Minnesota gets ready for a tax tsunami
Published 10:06 am Monday, December 17, 2012
Guest Column: By Phil Krinkie
With the growing possibility of an impasse in Washington on an agreement to avoid the “fiscal cliff’ and with the Democrats in total control of our state government, Minnesota taxpayers are likely to be victims of a “tax tsunami” headed our way in 2013.
Day after day President Barack Obama and Congressional Republicans continue to talk, but make little progress toward meaningful budget discussions to resolve the major tax increases set to take place by the end of the year. There seems to be little concern by those inside the beltway about the real economic impact on the people who actually will have to fork over more of their hard earned money to help solve our federal government’s huge debt problem. At least that’s the concern for the 51 percent of Americans who actually pay federal income taxes. But for those of us who live in the Lake Wobegon part of the country, there is the potential of a double tax whammy.
The combination of no resolution to the expiring federal tax laws and Gov. Mark Dayton along with new DFL majorities in the House and Senate could mean Minnesota taxpayers will face massive tax increases in 2013. If there is no compromise on the “Bush” tax cuts that expire on Dec. 31, federal taxes are projected to rise by $533 billion. Most economists predict the results of this policy will be a slow down in the economy and a possible double-dip recession.
The expiration of these taxes will impact most Americans. First there are the tax increases included in the Affordable Care Act, aka Obamacare, which take effect next year, a 0.09 percent increase in the Medicare tax on incomes over $200,000. Also, there is a 3.8 percent tax on investment income over $200,000.
The estimated revenue from these two taxes equals $28 billion. In addition, the 2 percent payroll tax holiday that has been in place for two years is set to expire. This will impact all working Americans with a $27 billion tax burden. Next are the income tax provisions which will affect all income tax brackets as well as gift and estate taxes. The total of these taxes is $295 billion.
Lastly there is a group of other taxes that will rise by $87 billion. These other taxes include capital gains tax which could rise as much as 33 percent. Also the tax on dividends would increase a whopping 164 percent. Currently, dividends are taxed at 15 percent. If nothing is changed, dividends will be taxed at regular income tax rates, which could be as high as 43.9 percent. This tax increase would impact anyone who owns stock in a company that pays dividends.
All totaled these tax increases amount to over half a trillion dollars. And remember since 49 percent of Americans pay zero federal income tax, most of tax increases will be paid by only 50 percent of the citizens.
Here in Minnesota, Gov. Dayton and the DFL-controlled Legislature are poised to heap even more taxes on top of the massive federal tax increases that could occur in 2013.
Last week our state budget forecast showed a $1.1 billion shortfall.

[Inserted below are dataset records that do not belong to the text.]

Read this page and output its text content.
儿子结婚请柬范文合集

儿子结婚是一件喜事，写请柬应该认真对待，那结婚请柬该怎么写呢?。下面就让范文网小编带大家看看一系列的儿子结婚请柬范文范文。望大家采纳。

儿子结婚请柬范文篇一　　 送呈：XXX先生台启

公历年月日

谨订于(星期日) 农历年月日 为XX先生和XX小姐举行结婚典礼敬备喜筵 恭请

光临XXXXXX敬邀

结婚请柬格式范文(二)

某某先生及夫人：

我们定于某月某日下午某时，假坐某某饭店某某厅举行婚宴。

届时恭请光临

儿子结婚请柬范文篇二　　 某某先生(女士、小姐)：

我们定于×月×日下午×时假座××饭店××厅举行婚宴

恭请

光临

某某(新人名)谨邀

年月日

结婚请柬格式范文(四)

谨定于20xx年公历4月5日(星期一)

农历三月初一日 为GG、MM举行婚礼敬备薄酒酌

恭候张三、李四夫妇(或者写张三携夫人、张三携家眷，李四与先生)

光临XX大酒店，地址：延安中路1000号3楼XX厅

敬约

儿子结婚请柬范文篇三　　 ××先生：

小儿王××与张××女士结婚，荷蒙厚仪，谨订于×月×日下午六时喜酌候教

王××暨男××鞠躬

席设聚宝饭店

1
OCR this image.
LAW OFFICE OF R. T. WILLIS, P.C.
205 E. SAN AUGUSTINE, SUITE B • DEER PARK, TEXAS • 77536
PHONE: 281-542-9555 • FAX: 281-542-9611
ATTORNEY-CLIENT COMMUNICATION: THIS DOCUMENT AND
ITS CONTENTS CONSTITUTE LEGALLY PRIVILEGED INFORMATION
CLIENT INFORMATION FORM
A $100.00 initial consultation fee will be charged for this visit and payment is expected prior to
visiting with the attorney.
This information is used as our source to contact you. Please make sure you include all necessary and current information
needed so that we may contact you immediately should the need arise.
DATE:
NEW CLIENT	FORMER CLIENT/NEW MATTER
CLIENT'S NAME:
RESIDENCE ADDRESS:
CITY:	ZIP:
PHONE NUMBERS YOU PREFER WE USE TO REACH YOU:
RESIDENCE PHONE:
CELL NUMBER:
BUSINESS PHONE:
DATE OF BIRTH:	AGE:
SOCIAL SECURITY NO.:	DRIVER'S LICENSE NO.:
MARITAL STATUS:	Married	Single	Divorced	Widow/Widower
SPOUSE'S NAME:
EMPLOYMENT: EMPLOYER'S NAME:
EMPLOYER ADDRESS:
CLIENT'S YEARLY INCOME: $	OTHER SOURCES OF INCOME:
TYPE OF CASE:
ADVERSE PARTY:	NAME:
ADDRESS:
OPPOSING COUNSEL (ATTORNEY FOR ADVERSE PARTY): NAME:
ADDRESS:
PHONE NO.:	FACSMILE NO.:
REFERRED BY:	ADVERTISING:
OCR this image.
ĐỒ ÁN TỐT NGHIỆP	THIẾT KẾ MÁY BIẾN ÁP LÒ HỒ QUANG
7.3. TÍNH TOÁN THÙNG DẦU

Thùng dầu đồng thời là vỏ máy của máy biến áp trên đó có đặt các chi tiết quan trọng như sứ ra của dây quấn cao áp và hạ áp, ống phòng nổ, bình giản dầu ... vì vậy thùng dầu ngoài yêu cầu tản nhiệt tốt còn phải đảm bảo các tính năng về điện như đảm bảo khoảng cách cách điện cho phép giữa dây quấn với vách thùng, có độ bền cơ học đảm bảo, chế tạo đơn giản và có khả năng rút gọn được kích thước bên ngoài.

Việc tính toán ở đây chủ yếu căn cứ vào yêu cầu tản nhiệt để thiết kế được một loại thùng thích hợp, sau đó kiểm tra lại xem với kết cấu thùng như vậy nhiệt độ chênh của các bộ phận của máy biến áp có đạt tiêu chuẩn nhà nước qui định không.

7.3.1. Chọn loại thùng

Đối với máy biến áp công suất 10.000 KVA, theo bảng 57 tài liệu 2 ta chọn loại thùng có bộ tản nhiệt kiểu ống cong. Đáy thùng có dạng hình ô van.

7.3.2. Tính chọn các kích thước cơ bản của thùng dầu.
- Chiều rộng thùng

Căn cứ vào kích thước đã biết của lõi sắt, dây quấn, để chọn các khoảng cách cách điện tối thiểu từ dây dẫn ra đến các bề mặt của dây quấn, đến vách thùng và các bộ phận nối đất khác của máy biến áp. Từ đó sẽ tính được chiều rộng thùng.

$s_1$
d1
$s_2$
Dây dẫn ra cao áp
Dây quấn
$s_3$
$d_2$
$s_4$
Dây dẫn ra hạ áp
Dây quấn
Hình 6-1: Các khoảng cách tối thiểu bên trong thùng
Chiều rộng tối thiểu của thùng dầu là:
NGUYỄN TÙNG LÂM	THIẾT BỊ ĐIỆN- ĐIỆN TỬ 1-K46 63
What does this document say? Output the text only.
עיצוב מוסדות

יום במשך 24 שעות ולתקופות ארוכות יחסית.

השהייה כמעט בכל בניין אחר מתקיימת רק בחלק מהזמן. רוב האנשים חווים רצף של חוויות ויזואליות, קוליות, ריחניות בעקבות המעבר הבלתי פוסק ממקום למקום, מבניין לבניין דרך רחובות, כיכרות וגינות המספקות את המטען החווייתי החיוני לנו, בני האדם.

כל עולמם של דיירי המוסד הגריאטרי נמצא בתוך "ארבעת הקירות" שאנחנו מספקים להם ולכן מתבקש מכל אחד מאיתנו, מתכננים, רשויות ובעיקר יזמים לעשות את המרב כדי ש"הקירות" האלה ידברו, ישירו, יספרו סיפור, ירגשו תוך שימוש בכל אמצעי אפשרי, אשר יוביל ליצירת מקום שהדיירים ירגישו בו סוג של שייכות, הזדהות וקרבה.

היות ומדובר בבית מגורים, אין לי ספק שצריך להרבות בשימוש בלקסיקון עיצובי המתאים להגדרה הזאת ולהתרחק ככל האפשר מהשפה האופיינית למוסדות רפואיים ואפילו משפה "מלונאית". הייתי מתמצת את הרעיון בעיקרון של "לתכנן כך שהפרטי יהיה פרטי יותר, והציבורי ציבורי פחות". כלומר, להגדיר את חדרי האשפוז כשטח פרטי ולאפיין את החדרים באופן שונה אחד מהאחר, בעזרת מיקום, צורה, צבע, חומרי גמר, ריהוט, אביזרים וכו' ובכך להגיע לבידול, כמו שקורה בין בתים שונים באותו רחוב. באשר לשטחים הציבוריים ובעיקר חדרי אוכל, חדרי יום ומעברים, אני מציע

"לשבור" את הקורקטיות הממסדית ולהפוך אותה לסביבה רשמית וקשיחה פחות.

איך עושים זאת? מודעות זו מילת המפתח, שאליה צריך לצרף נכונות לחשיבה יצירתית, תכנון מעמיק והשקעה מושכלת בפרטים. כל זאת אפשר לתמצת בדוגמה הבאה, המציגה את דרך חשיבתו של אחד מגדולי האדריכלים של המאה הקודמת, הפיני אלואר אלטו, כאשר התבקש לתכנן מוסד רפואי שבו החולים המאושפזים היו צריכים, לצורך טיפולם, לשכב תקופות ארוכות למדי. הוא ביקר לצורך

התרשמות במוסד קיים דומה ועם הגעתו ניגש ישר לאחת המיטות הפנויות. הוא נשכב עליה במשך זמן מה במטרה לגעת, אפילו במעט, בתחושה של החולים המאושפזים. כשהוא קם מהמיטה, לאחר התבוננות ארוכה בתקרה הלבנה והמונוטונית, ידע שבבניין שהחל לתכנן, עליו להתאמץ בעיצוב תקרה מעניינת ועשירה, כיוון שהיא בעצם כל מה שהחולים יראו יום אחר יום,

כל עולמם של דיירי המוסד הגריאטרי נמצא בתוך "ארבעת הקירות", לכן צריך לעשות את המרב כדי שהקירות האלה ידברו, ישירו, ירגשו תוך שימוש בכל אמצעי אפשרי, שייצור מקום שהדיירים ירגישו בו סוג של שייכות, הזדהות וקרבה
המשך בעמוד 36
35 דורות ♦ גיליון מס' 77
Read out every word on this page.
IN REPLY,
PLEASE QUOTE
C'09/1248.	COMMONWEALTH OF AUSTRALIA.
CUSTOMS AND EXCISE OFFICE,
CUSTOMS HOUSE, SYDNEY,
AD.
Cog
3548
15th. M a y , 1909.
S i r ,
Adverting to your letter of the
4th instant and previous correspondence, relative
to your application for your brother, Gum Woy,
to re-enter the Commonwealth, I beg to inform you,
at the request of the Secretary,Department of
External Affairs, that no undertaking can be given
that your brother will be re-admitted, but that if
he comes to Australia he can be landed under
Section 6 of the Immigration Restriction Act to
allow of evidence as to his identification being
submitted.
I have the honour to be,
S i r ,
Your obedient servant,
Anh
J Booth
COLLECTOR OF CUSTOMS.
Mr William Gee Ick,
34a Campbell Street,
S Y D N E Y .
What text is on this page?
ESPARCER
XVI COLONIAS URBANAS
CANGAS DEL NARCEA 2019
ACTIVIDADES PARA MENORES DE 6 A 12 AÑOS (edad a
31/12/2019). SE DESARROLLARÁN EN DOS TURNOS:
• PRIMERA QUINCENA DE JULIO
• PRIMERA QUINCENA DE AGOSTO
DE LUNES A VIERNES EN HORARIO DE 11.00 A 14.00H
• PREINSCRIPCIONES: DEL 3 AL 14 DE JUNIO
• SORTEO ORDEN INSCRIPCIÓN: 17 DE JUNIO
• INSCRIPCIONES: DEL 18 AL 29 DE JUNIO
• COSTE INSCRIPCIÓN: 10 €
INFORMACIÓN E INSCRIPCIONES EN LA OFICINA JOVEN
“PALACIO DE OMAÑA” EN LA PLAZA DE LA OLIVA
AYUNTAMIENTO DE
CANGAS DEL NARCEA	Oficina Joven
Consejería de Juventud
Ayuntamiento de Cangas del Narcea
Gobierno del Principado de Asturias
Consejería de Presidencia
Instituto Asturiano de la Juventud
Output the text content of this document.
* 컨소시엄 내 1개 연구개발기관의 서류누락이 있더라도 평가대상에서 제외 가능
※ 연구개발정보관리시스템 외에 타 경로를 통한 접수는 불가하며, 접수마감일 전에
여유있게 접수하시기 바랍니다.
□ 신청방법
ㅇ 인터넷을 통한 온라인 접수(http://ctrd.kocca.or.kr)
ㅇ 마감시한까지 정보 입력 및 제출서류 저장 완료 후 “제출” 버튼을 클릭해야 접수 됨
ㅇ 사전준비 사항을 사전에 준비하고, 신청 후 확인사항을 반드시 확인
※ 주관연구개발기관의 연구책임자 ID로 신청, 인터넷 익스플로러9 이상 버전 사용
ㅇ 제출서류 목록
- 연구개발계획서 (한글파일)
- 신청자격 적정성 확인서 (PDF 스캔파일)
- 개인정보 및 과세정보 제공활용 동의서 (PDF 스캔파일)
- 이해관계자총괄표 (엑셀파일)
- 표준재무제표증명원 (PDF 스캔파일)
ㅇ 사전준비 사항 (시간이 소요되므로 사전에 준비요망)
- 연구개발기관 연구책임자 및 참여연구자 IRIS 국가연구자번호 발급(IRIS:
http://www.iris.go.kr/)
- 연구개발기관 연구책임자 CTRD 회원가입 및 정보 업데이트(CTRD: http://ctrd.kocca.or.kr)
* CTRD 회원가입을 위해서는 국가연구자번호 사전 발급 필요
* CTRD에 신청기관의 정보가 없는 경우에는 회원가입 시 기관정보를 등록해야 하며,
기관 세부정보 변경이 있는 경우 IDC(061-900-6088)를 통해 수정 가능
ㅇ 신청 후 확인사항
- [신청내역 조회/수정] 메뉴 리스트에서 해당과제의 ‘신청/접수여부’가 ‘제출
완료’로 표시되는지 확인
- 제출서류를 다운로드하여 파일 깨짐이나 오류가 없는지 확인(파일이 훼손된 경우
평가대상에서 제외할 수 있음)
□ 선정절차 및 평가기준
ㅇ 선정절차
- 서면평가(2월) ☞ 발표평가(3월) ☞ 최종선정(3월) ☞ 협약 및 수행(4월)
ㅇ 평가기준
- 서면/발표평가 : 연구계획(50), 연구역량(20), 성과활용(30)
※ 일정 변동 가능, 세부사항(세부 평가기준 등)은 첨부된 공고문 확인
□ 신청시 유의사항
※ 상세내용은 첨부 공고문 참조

The immediate response from the public employee union, American Federation of State, County, and Municipal Employees was a call for $6 billion in new taxes. A $6 billion increase in taxes would equal more than a 16 percent increase in state taxes alone, not to mention possible tax increases at the city and county level. A $5-to-$6 billion increase at the state level is conceivable because two years ago Dayton laid out a plan to raise taxes by over $4 billion.
In his budget plan two years ago Dayton called for raising the top income tax rate from 8.25 percent to10.95 percent, which would have made Minnesota’s tax rate the second highest in the country. He also proposed a new statewide property tax on high-valued homes as well as a 3 percent surtax on people with incomes over $500,000. But if you think Dayton’s tax increases will only impact the wealthy, you need to think again.
Recently, a Dayton-appointed transportation task force recommended increasing Minnesota’s gas tax by as much as 40 cents per gallon. They also recommended a half cent sales tax increase to fund transit in the metro area, as well as increasing motor vehicle registration fees.
All totaled, the task force proposed raising transportation related taxes by $1 billion a year. But the tax increases won’t stop there. A number of legislators and outside interest groups are pushing to increase taxes on cigarettes by as much as $1.50 a pack Others are looking to raise alcohol taxes with a new dime a drink tax. Yet others, like returning House Tax chairwoman, Rep. Ann Lenczewski will renew her push to eliminate numerous tax deductions.
Unchecked spending by state and federal government is likely to create a tsunami of tax increases for Minnesotans and, like a real tsunami, these tax increases are likely to leave a path of economic hardship in their wake. Billions and billions of new taxes piled on working Americans is bound to cause increased unemployment and a downturn in economic growth. There is no such thing as taxing our way to prosperity.
Phil Krinkie, a former eight-term Republican state rep from LinoLakes who chaired the House Tax Committee for a while, is president of the Taxpayers League of Minnesota.